Says I faintly, “I guess you won't be troubled about gettin' a patent for it.” Says I, “What ever put it into your head to do such a thing as this?”
“Why,” says he, “I got to thinkin' of it on the way to the cars. Philury said she would love to go and see her sister in Buffalo; and Ury, of course, wanted to go and see his sister in Rochester. And I proposed to 'em that she should go first to Buffalo, and see her folks, and when she got back, he should go to Rochester, and see his folks. I told her that I needed Ury's help, and she could jest as well go alone as not, after we got her ticket. And then in a week or so, when she had got her visit made out, she could come back, and help do the chores, and tend to things, and Ury could go. Ury hung back at first. But she smiled, and said she would do it.”
I groaned aloud, “That clever little creeter! You have imposed upon her, and she has stood it.”
“Imposed upon her? I have made her a heroine.
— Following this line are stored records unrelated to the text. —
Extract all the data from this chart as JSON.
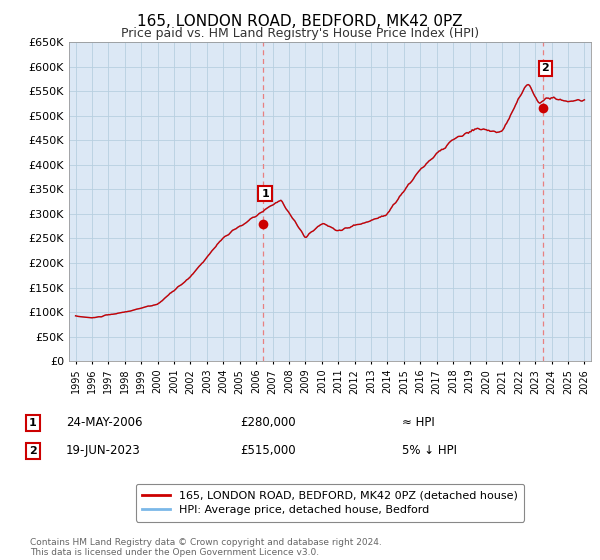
{
  "title": "165, LONDON ROAD, BEDFORD, MK42 0PZ",
  "subtitle": "Price paid vs. HM Land Registry's House Price Index (HPI)",
  "legend_line1": "165, LONDON ROAD, BEDFORD, MK42 0PZ (detached house)",
  "legend_line2": "HPI: Average price, detached house, Bedford",
  "annotation1_label": "1",
  "annotation1_date": "24-MAY-2006",
  "annotation1_price": "£280,000",
  "annotation1_hpi": "≈ HPI",
  "annotation2_label": "2",
  "annotation2_date": "19-JUN-2023",
  "annotation2_price": "£515,000",
  "annotation2_hpi": "5% ↓ HPI",
  "footer": "Contains HM Land Registry data © Crown copyright and database right 2024.\nThis data is licensed under the Open Government Licence v3.0.",
  "hpi_color": "#7bb8e8",
  "price_color": "#cc0000",
  "marker_color": "#cc0000",
  "dashed_color": "#e88080",
  "ylim_min": 0,
  "ylim_max": 650000,
  "ytick_step": 50000,
  "plot_bg_color": "#dce8f5",
  "fig_bg_color": "#ffffff",
  "grid_color": "#b8cfe0"
}
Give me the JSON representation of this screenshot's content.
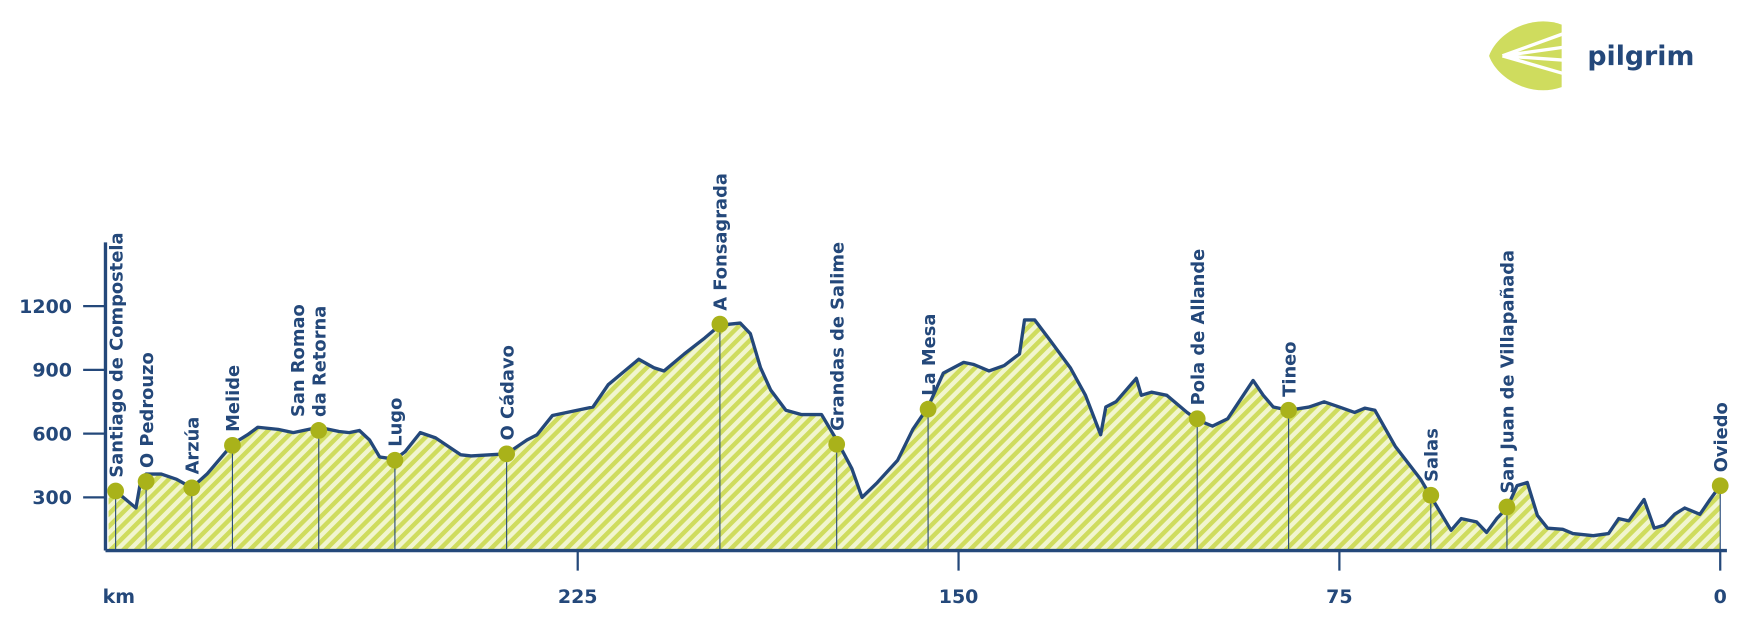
{
  "logo_text": "pilgrim",
  "chart_data": {
    "type": "elevation-profile",
    "x_label": "km",
    "xlim": [
      318,
      0
    ],
    "xticks": [
      225,
      150,
      75,
      0
    ],
    "ylim": [
      50,
      1500
    ],
    "yticks": [
      300,
      600,
      900,
      1200
    ],
    "line_color": "#24487a",
    "fill_color": "#cfdc5e",
    "point_color": "#a9b21a",
    "x": [
      317.4,
      316,
      312,
      311,
      310,
      307,
      304,
      301,
      298,
      293,
      290,
      288,
      284,
      281,
      276,
      272,
      270,
      268,
      266,
      264,
      261,
      259,
      256,
      253,
      248,
      246,
      239,
      235,
      233,
      230,
      226,
      222,
      219,
      213,
      210,
      208,
      204,
      200,
      197,
      193,
      191,
      189,
      187,
      184,
      181,
      177,
      174,
      171,
      169,
      166,
      162,
      159,
      156,
      153,
      149,
      147,
      144,
      141,
      138,
      137,
      135,
      132,
      128,
      125,
      122,
      121,
      119,
      115,
      114,
      112,
      109,
      105,
      103,
      100,
      97,
      92,
      90,
      88,
      85,
      81,
      78,
      75,
      72,
      70,
      68,
      64,
      59,
      57,
      55,
      53,
      51,
      48,
      46,
      44,
      42,
      40,
      38,
      36,
      34,
      31,
      29,
      25,
      22,
      20,
      18,
      15,
      13,
      11,
      9,
      7,
      4,
      2,
      0
    ],
    "values": [
      330,
      330,
      250,
      385,
      410,
      410,
      385,
      345,
      410,
      550,
      595,
      630,
      620,
      605,
      630,
      610,
      605,
      615,
      570,
      490,
      480,
      515,
      605,
      580,
      500,
      495,
      505,
      570,
      595,
      685,
      705,
      725,
      830,
      950,
      910,
      895,
      975,
      1050,
      1110,
      1120,
      1070,
      910,
      805,
      710,
      690,
      690,
      570,
      435,
      300,
      370,
      475,
      620,
      725,
      885,
      935,
      925,
      895,
      920,
      975,
      1135,
      1135,
      1040,
      910,
      780,
      595,
      725,
      750,
      860,
      780,
      795,
      780,
      700,
      665,
      635,
      670,
      850,
      780,
      725,
      710,
      725,
      750,
      725,
      700,
      720,
      710,
      540,
      385,
      305,
      225,
      145,
      200,
      185,
      135,
      200,
      250,
      355,
      370,
      215,
      155,
      150,
      130,
      120,
      130,
      200,
      190,
      290,
      155,
      170,
      220,
      250,
      220,
      290,
      355
    ],
    "waypoints": [
      {
        "lines": [
          "Santiago de Compostela"
        ],
        "km": 316,
        "elevation": 330
      },
      {
        "lines": [
          "O Pedrouzo"
        ],
        "km": 310,
        "elevation": 375
      },
      {
        "lines": [
          "Arzúa"
        ],
        "km": 301,
        "elevation": 345
      },
      {
        "lines": [
          "Melide"
        ],
        "km": 293,
        "elevation": 545
      },
      {
        "lines": [
          "San Romao",
          "da Retorna"
        ],
        "km": 276,
        "elevation": 615
      },
      {
        "lines": [
          "Lugo"
        ],
        "km": 261,
        "elevation": 475
      },
      {
        "lines": [
          "O Cádavo"
        ],
        "km": 239,
        "elevation": 505
      },
      {
        "lines": [
          "A Fonsagrada"
        ],
        "km": 197,
        "elevation": 1115
      },
      {
        "lines": [
          "Grandas de Salime"
        ],
        "km": 174,
        "elevation": 550
      },
      {
        "lines": [
          "La Mesa"
        ],
        "km": 156,
        "elevation": 715
      },
      {
        "lines": [
          "Pola de Allande"
        ],
        "km": 103,
        "elevation": 670
      },
      {
        "lines": [
          "Tineo"
        ],
        "km": 85,
        "elevation": 710
      },
      {
        "lines": [
          "Salas"
        ],
        "km": 57,
        "elevation": 310
      },
      {
        "lines": [
          "San Juan de Villapañada"
        ],
        "km": 42,
        "elevation": 255
      },
      {
        "lines": [
          "Oviedo"
        ],
        "km": 0,
        "elevation": 355
      }
    ]
  }
}
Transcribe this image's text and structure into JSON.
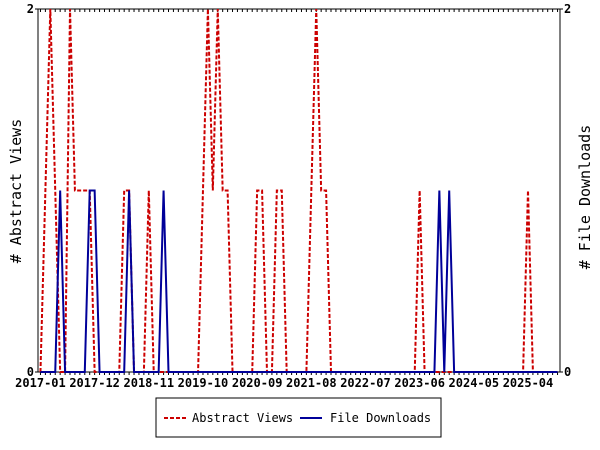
{
  "chart_data": {
    "type": "line",
    "title": "",
    "xlabel": "",
    "ylabel_left": "# Abstract Views",
    "ylabel_right": "# File Downloads",
    "x_start": "2017-01",
    "x_end": "2025-10",
    "ylim": [
      0,
      2
    ],
    "y_ticks": [
      "0",
      "2"
    ],
    "x_tick_labels": [
      "2017-01",
      "2017-12",
      "2018-11",
      "2019-10",
      "2020-09",
      "2021-08",
      "2022-07",
      "2023-06",
      "2024-05",
      "2025-04"
    ],
    "grid": false,
    "legend_position": "bottom-center",
    "series": [
      {
        "name": "Abstract Views",
        "color": "#cc0000",
        "style": "dashed",
        "points": [
          [
            "2017-02",
            1
          ],
          [
            "2017-03",
            2
          ],
          [
            "2017-04",
            1
          ],
          [
            "2017-07",
            2
          ],
          [
            "2017-08",
            1
          ],
          [
            "2017-09",
            1
          ],
          [
            "2017-10",
            1
          ],
          [
            "2017-11",
            1
          ],
          [
            "2018-06",
            1
          ],
          [
            "2018-07",
            1
          ],
          [
            "2018-11",
            1
          ],
          [
            "2019-10",
            1
          ],
          [
            "2019-11",
            2
          ],
          [
            "2019-12",
            1
          ],
          [
            "2020-01",
            2
          ],
          [
            "2020-02",
            1
          ],
          [
            "2020-03",
            1
          ],
          [
            "2020-09",
            1
          ],
          [
            "2020-10",
            1
          ],
          [
            "2021-01",
            1
          ],
          [
            "2021-02",
            1
          ],
          [
            "2021-08",
            1
          ],
          [
            "2021-09",
            2
          ],
          [
            "2021-10",
            1
          ],
          [
            "2021-11",
            1
          ],
          [
            "2023-06",
            1
          ],
          [
            "2025-04",
            1
          ]
        ]
      },
      {
        "name": "File Downloads",
        "color": "#000099",
        "style": "solid",
        "points": [
          [
            "2017-05",
            1
          ],
          [
            "2017-11",
            1
          ],
          [
            "2017-12",
            1
          ],
          [
            "2018-07",
            1
          ],
          [
            "2019-02",
            1
          ],
          [
            "2023-10",
            1
          ],
          [
            "2023-12",
            1
          ]
        ]
      }
    ]
  }
}
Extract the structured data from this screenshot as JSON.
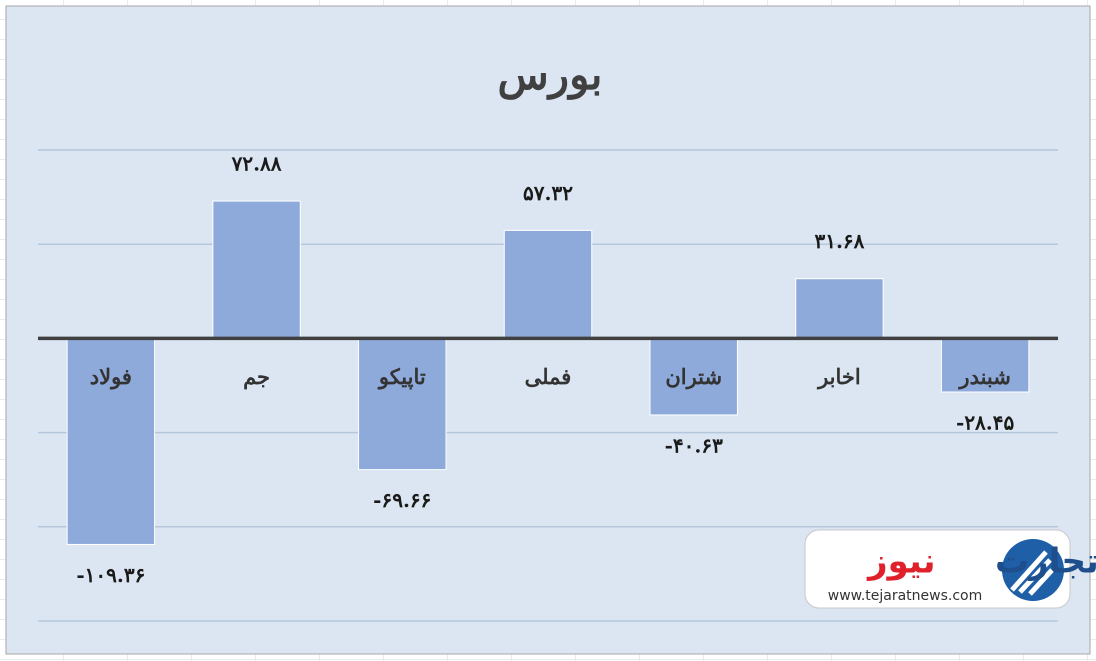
{
  "chart_data": {
    "type": "bar",
    "title": "بورس",
    "categories": [
      "فولاد",
      "جم",
      "تاپیکو",
      "فملی",
      "شتران",
      "اخابر",
      "شبندر"
    ],
    "values": [
      -109.36,
      72.88,
      -69.66,
      57.32,
      -40.63,
      31.68,
      -28.45
    ],
    "value_labels": [
      "-۱۰۹.۳۶",
      "۷۲.۸۸",
      "-۶۹.۶۶",
      "۵۷.۳۲",
      "-۴۰.۶۳",
      "۳۱.۶۸",
      "-۲۸.۴۵"
    ],
    "color": "#8eaadb",
    "ylim": [
      -150,
      100
    ],
    "yticks": [
      -150,
      -100,
      -50,
      0,
      50,
      100
    ],
    "grid": true
  },
  "logo": {
    "brand": [
      "تجارت",
      "نیوز"
    ],
    "url": "www.tejaratnews.com"
  }
}
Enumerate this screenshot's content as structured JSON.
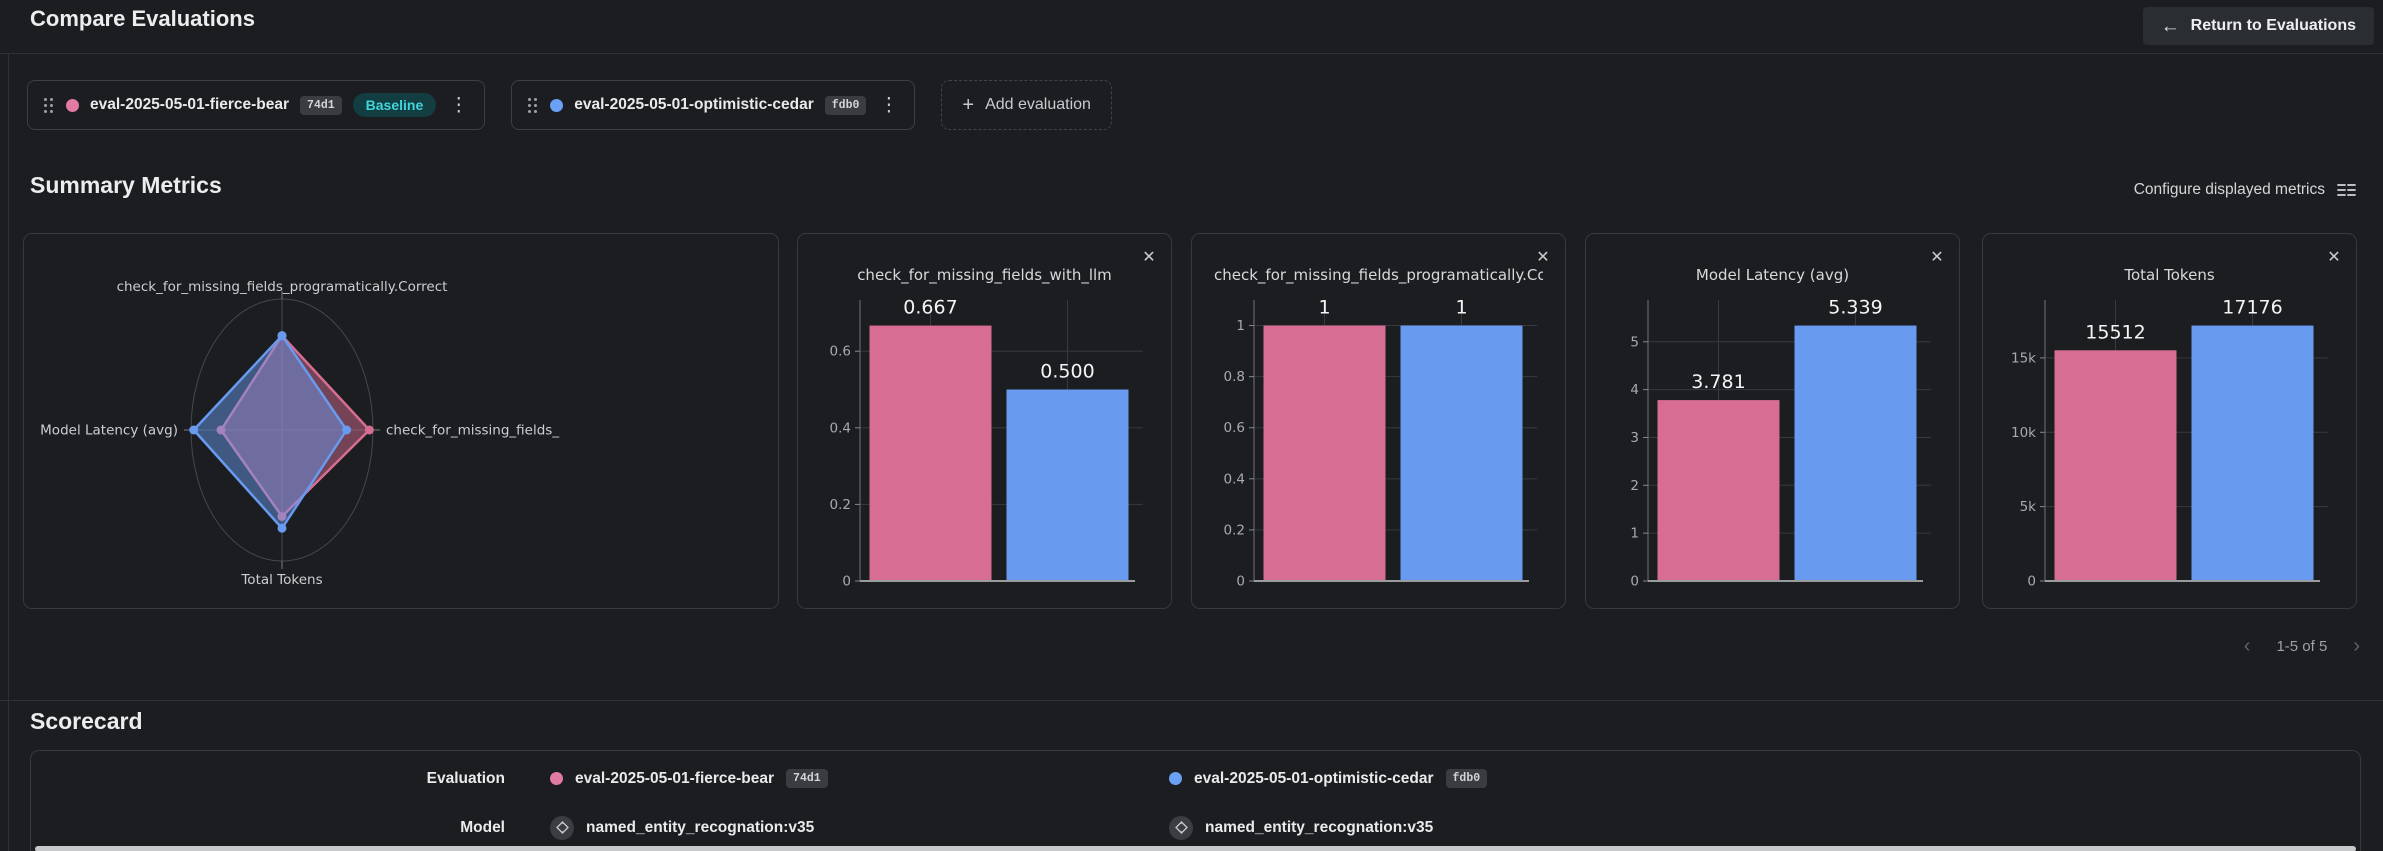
{
  "header": {
    "title": "Compare Evaluations",
    "return_label": "Return to Evaluations"
  },
  "icons": {
    "return_arrow": "←",
    "plus": "+",
    "kebab": "⋮",
    "close": "✕",
    "prev": "‹",
    "next": "›"
  },
  "evaluations": [
    {
      "name": "eval-2025-05-01-fierce-bear",
      "hash": "74d1",
      "badge": "Baseline",
      "color": "#e27ba1"
    },
    {
      "name": "eval-2025-05-01-optimistic-cedar",
      "hash": "fdb0",
      "badge": "",
      "color": "#6ba0f4"
    }
  ],
  "add_evaluation_label": "Add evaluation",
  "summary": {
    "title": "Summary Metrics",
    "configure_label": "Configure displayed metrics",
    "pagination": "1-5 of 5"
  },
  "series_colors": [
    "#d76d92",
    "#689af0"
  ],
  "chart_data": [
    {
      "type": "radar",
      "axes": [
        {
          "label": "check_for_missing_fields_programatically.Correct",
          "position": "top"
        },
        {
          "label": "check_for_missing_fields_",
          "position": "right"
        },
        {
          "label": "Total Tokens",
          "position": "bottom"
        },
        {
          "label": "Model Latency (avg)",
          "position": "left"
        }
      ],
      "series": [
        {
          "name": "eval-2025-05-01-fierce-bear",
          "color": "#d76d92",
          "fractions": [
            0.72,
            0.96,
            0.66,
            0.67
          ]
        },
        {
          "name": "eval-2025-05-01-optimistic-cedar",
          "color": "#689af0",
          "fractions": [
            0.72,
            0.71,
            0.75,
            0.97
          ]
        }
      ]
    },
    {
      "type": "bar",
      "title": "check_for_missing_fields_with_llm",
      "categories": [
        "eval-2025-05-01-fierce-bear",
        "eval-2025-05-01-optimistic-cedar"
      ],
      "values": [
        0.667,
        0.5
      ],
      "value_labels": [
        "0.667",
        "0.500"
      ],
      "yticks": [
        0,
        0.2,
        0.4,
        0.6
      ],
      "ytick_labels": [
        "0",
        "0.2",
        "0.4",
        "0.6"
      ]
    },
    {
      "type": "bar",
      "title": "check_for_missing_fields_programatically.Correct",
      "categories": [
        "eval-2025-05-01-fierce-bear",
        "eval-2025-05-01-optimistic-cedar"
      ],
      "values": [
        1,
        1
      ],
      "value_labels": [
        "1",
        "1"
      ],
      "yticks": [
        0,
        0.2,
        0.4,
        0.6,
        0.8,
        1
      ],
      "ytick_labels": [
        "0",
        "0.2",
        "0.4",
        "0.6",
        "0.8",
        "1"
      ]
    },
    {
      "type": "bar",
      "title": "Model Latency (avg)",
      "categories": [
        "eval-2025-05-01-fierce-bear",
        "eval-2025-05-01-optimistic-cedar"
      ],
      "values": [
        3.781,
        5.339
      ],
      "value_labels": [
        "3.781",
        "5.339"
      ],
      "yticks": [
        0,
        1,
        2,
        3,
        4,
        5
      ],
      "ytick_labels": [
        "0",
        "1",
        "2",
        "3",
        "4",
        "5"
      ]
    },
    {
      "type": "bar",
      "title": "Total Tokens",
      "categories": [
        "eval-2025-05-01-fierce-bear",
        "eval-2025-05-01-optimistic-cedar"
      ],
      "values": [
        15512,
        17176
      ],
      "value_labels": [
        "15512",
        "17176"
      ],
      "yticks": [
        0,
        5000,
        10000,
        15000
      ],
      "ytick_labels": [
        "0",
        "5k",
        "10k",
        "15k"
      ]
    }
  ],
  "scorecard": {
    "title": "Scorecard",
    "row_labels": {
      "evaluation": "Evaluation",
      "model": "Model"
    },
    "model_name": "named_entity_recognation:v35"
  }
}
“Folks will make as much agin of her. I don't believe any female ever done any thing like it before,—not in any novel, or any thing.”
“No,” I groaned. “I don't believe they ever did.”
“It will make her sought after. I told her it would. Folks will jest run after her, they will admire her so; and so I told her.”
Says I, “Josiah Allen, you did it because you didn't want to milk. Don't try to make out that you had a good motive for this awful deed. Oh, dear! how the neighbors will talk about it!”